Similarly, low risk, pay-as-you-go cloud resources (DBaaS, IaaS, PaaS) give you the ability to test out your solution at scale, without making large, long term commitments like racking 500 servers or building a new data center.
Technical challenges can often be solved in a non-technical manner. At CERN we avoided a very complex ACL problem by involving humans in a key decision making step. Building the GUI to make that approval process easy and quick was substantially simpler — and faster to deliver — than building an automated system to implement the necessary policy decisions. Ask yourself: are there changes to procedure that could be brought in to make the problem simpler, or vanish entirely?
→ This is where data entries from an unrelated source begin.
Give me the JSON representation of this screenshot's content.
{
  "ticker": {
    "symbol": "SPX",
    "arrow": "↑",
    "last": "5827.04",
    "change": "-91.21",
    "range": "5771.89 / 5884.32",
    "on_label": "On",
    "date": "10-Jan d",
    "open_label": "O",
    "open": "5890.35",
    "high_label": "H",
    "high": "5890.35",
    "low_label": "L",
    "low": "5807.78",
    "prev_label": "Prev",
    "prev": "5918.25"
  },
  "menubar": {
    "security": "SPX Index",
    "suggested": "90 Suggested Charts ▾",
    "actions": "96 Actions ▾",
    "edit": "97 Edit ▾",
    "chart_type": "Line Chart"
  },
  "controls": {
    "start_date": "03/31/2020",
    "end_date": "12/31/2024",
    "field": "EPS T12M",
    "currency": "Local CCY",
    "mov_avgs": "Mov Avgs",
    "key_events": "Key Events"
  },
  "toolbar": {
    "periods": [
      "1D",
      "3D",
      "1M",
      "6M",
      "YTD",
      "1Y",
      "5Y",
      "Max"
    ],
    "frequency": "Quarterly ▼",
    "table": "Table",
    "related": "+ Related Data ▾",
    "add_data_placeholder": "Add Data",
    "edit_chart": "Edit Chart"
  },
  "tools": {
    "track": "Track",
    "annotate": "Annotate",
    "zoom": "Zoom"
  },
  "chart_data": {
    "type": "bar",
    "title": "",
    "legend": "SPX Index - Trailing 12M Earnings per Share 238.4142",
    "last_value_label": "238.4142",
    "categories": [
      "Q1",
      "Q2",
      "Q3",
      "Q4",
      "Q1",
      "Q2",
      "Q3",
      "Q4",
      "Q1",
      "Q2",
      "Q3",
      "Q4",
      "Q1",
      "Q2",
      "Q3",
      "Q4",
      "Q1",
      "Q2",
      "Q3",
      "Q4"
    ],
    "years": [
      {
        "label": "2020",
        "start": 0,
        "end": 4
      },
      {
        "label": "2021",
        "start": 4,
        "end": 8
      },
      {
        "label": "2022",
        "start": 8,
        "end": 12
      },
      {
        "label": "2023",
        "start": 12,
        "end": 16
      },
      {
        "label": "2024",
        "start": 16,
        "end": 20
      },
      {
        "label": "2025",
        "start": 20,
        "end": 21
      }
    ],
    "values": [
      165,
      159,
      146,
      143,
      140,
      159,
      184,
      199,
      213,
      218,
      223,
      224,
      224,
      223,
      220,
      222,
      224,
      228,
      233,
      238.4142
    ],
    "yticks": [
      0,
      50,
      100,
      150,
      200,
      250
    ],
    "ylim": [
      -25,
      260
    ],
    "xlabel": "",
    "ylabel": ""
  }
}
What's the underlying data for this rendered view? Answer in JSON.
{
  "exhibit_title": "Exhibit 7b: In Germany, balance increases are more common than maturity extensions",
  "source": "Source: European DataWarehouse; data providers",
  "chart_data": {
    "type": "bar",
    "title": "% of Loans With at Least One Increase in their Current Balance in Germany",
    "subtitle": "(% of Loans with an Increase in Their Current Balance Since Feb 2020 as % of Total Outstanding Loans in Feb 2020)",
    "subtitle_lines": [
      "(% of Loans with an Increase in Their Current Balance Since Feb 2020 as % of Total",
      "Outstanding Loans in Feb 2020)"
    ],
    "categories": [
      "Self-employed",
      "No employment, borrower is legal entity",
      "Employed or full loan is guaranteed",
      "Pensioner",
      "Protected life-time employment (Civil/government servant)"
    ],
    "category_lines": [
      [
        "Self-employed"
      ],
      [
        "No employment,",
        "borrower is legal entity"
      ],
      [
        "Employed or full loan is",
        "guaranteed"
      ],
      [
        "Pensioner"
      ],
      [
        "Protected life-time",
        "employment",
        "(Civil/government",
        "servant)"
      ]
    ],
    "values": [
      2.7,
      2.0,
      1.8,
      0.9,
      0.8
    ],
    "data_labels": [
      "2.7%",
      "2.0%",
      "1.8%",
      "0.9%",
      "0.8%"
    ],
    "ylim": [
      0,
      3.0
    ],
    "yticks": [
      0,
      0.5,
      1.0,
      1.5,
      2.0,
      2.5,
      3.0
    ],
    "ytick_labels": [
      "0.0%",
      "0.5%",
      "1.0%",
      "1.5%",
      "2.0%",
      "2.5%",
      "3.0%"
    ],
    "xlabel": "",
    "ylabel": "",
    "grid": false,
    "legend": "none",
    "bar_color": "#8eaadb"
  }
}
Computers don’t understand good-faith agreements.
Once you have a solution that is meeting your success criteria, it’s time to ask your team and wider organization a few additional questions. Can the solution for the first problem be reused for another? Did the team enjoy working with the system? Is there broader interest from other departments? Can the lessons and skills learnt developing this solution be brought to bear on another problem, even if the system isn’t directly portable?
These kinds of questions will inform your next steps and help identify the next problem to tackle in subsequent rounds of development.
Sound a lot like refactoring code? That’s intentional. If you find yourself in a situation where you’ve got numerous, overlapping systems, all fulfilling business-critical data processing roles, but in a painful or fragile manner, you’re going to need to gradually refactor both your data processing system and your organization. Taking the approach above where each incremental step simplifies the broader problem, and lines up the next step, will set you on a decent path to having a clean, consolidated data processing system.
Simon Metson is the director of product at Cloudant, an IBM Company.